Friday, April 16, 2010

Goldman Sachs is dead

Apparently the "make them eat shit and die" approach to finance just may be illegal. Watch the carnage in real time here. So will Rahm Emanuel have the balls to finally let Eric Holder out of his cage? It's now or never.

Simon Johnson, "Our Pecora Moment:"
We don’t know where and when, but the SEC action points in one direction only: Lloyd Blankfein (CEO of Goldman) in the witness box, while John Paulson (unindicted co-conspirator) waits in the on-deck circle.

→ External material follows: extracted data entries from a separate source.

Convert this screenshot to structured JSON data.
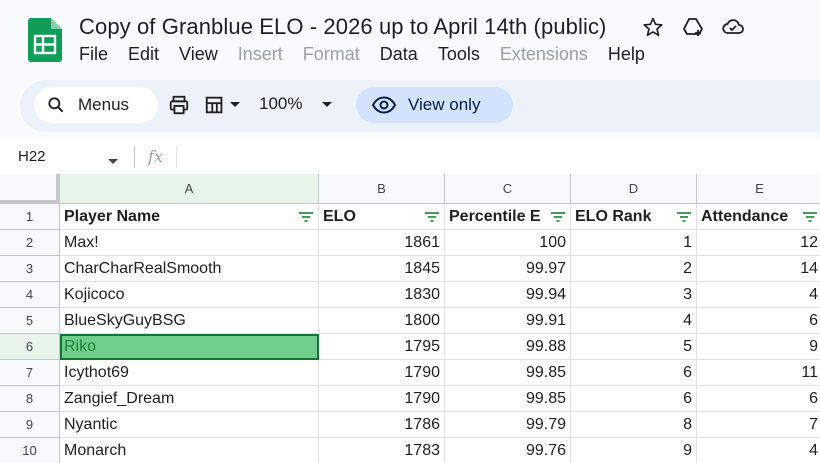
{
  "title_bar": {
    "doc_title": "Copy of Granblue ELO  - 2026 up to April 14th (public)",
    "icons": [
      "star-icon",
      "move-to-drive-icon",
      "cloud-status-icon"
    ]
  },
  "menu": {
    "items": [
      {
        "label": "File",
        "disabled": false
      },
      {
        "label": "Edit",
        "disabled": false
      },
      {
        "label": "View",
        "disabled": false
      },
      {
        "label": "Insert",
        "disabled": true
      },
      {
        "label": "Format",
        "disabled": true
      },
      {
        "label": "Data",
        "disabled": false
      },
      {
        "label": "Tools",
        "disabled": false
      },
      {
        "label": "Extensions",
        "disabled": true
      },
      {
        "label": "Help",
        "disabled": false
      }
    ]
  },
  "toolbar": {
    "search_label": "Menus",
    "zoom": "100%",
    "view_only_label": "View only"
  },
  "formula_bar": {
    "name_box": "H22",
    "fx": "fx",
    "content": ""
  },
  "grid": {
    "columns": [
      "A",
      "B",
      "C",
      "D",
      "E"
    ],
    "rows": [
      "1",
      "2",
      "3",
      "4",
      "5",
      "6",
      "7",
      "8",
      "9",
      "10"
    ],
    "headers": [
      "Player Name",
      "ELO",
      "Percentile E",
      "ELO Rank",
      "Attendance"
    ],
    "data": [
      [
        "Max!",
        "1861",
        "100",
        "1",
        "12"
      ],
      [
        "CharCharRealSmooth",
        "1845",
        "99.97",
        "2",
        "14"
      ],
      [
        "Kojicoco",
        "1830",
        "99.94",
        "3",
        "4"
      ],
      [
        "BlueSkyGuyBSG",
        "1800",
        "99.91",
        "4",
        "6"
      ],
      [
        "Riko",
        "1795",
        "99.88",
        "5",
        "9"
      ],
      [
        "Icythot69",
        "1790",
        "99.85",
        "6",
        "11"
      ],
      [
        "Zangief_Dream",
        "1790",
        "99.85",
        "6",
        "6"
      ],
      [
        "Nyantic",
        "1786",
        "99.79",
        "8",
        "7"
      ],
      [
        "Monarch",
        "1783",
        "99.76",
        "9",
        "4"
      ]
    ],
    "selected_cell": "A6"
  },
  "colors": {
    "accent": "#1a73e8",
    "selection_fill": "#6fcf8a",
    "selection_border": "#137333",
    "header_highlight": "#e6f4ea",
    "sheets_green": "#0f9d58"
  }
}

Either Blankfein knew what was going on – and is therefore liable before the law – or he was clueless and therefore incompetent. Either way, the much vaunted risk management and control systems of Goldman, i.e., what is supposed to prevent this kind of thing from happening, are exposed to be what we have long here claimed: bunk (as I argued with Gerry Corrigan, former head of the NY Fed and long-time Goldman executive, before the Senate Banking Committee when we both testified on the Volcker Rules in February).

“Too big and complex to manage” is actually the best defense for Goldman’s executives and they should offer to break up the firm into smaller and more transparent pieces as a way to settle the firm’s liability with the SEC. The current management of Goldman – along with the team that ran the firm under Hank Paulson – have destroyed the value of an illustrious franchise. Goldman used to stand for something that customers felt they could trust; now it is just a sophisticated way of ripping them off.

John Paulson obviously knew what he was doing in helping to create the “designed to fail” securities – and the consequences this would have. If he cannot be convicted of conspiracy to commit fraud, then the law in this regard needs to be tightened significantly. (read more)


Update:
Genuine populists out there (as opposed to those fringe radical dimwits identifying themselves with the name of a certain gay sex act) who maintain their righteous fury at the criminals in our financial industry (and recognize in decades of corrupt Republican policy the elitist big government corporatism that will never ever begin to resemble the source of any real change), should probably follow this man's advice and make some phone calls now. I did.